Cedar Bark regalia is sacred and used in all except one of the Kwakwaka’wakw ceremonies. Although they may appear the same, each object is unique and is only used for specific dances.
Owned by Harry Hanuse until its forced surrender to Indian Agent William Halliday on March 25, 1922. Halliday later displayed and photographed the seized pieces at the Parish Hall in Alert Bay. After doing an inventory, he crated the items in June, and at the end of September he shipped them to Edward Sapir at the National Museum of Man (now the Canadian Museum of History). They remained the property of the NMM until their repatriation by the U’mista and Nuyumbalees Cultural Societies in 1979. In September 1993 Dan Hanuse Sr. requested that his father's pieces be transferred from Nuyumbalees to U'mista as per the wishes of the majority of Harry Hanuse's descendants.

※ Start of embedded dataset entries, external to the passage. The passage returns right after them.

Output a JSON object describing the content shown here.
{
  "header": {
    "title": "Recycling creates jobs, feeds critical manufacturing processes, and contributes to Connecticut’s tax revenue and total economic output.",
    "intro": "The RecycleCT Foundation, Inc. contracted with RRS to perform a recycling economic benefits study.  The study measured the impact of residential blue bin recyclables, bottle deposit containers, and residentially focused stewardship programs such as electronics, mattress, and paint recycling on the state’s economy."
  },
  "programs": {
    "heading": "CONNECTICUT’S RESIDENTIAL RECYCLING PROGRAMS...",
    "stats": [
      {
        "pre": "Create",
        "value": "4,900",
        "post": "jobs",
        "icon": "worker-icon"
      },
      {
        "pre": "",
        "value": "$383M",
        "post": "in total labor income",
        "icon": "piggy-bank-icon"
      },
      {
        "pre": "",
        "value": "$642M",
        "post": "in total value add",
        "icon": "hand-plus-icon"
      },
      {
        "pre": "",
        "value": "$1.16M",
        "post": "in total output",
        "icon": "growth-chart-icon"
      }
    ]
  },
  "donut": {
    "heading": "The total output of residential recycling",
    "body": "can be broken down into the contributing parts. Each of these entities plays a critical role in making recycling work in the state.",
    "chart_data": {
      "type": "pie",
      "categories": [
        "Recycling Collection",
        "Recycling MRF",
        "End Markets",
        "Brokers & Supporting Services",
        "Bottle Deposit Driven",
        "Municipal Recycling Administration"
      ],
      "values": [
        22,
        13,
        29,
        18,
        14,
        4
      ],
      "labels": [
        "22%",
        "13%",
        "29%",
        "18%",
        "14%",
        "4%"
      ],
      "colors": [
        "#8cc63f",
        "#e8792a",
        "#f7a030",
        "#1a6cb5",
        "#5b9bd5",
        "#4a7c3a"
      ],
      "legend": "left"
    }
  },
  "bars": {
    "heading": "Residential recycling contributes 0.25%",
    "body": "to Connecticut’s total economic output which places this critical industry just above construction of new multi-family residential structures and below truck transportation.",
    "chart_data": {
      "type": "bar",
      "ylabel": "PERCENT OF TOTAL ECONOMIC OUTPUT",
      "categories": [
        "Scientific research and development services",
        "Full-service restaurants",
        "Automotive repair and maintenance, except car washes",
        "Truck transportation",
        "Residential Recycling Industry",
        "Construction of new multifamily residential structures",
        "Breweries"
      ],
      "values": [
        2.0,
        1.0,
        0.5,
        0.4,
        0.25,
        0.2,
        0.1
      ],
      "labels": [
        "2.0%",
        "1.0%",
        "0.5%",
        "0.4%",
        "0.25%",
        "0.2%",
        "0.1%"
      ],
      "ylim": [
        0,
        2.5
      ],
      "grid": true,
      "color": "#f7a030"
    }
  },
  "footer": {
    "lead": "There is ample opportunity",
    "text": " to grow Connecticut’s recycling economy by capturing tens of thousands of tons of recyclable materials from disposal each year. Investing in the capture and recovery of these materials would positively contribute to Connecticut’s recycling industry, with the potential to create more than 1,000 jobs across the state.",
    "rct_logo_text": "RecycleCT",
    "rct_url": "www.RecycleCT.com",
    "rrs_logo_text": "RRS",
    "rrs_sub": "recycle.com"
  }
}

Bark, Cedar; Fibre, Cotton
Cedar bark headpiece consisting of six bands of red-dyed cedar bark wrapped and slanted in alternate directions. At the upper edge is a longer band of cedar bark strand dyed red, wrapped in an elaborate pattern. To this edge are attached four tubes of cedar bark strands, twined in a complex pattern. These bands are sewn to a main head band which is possibly cedar bark wrapped in red fabric. The ring is misshapen. Brown.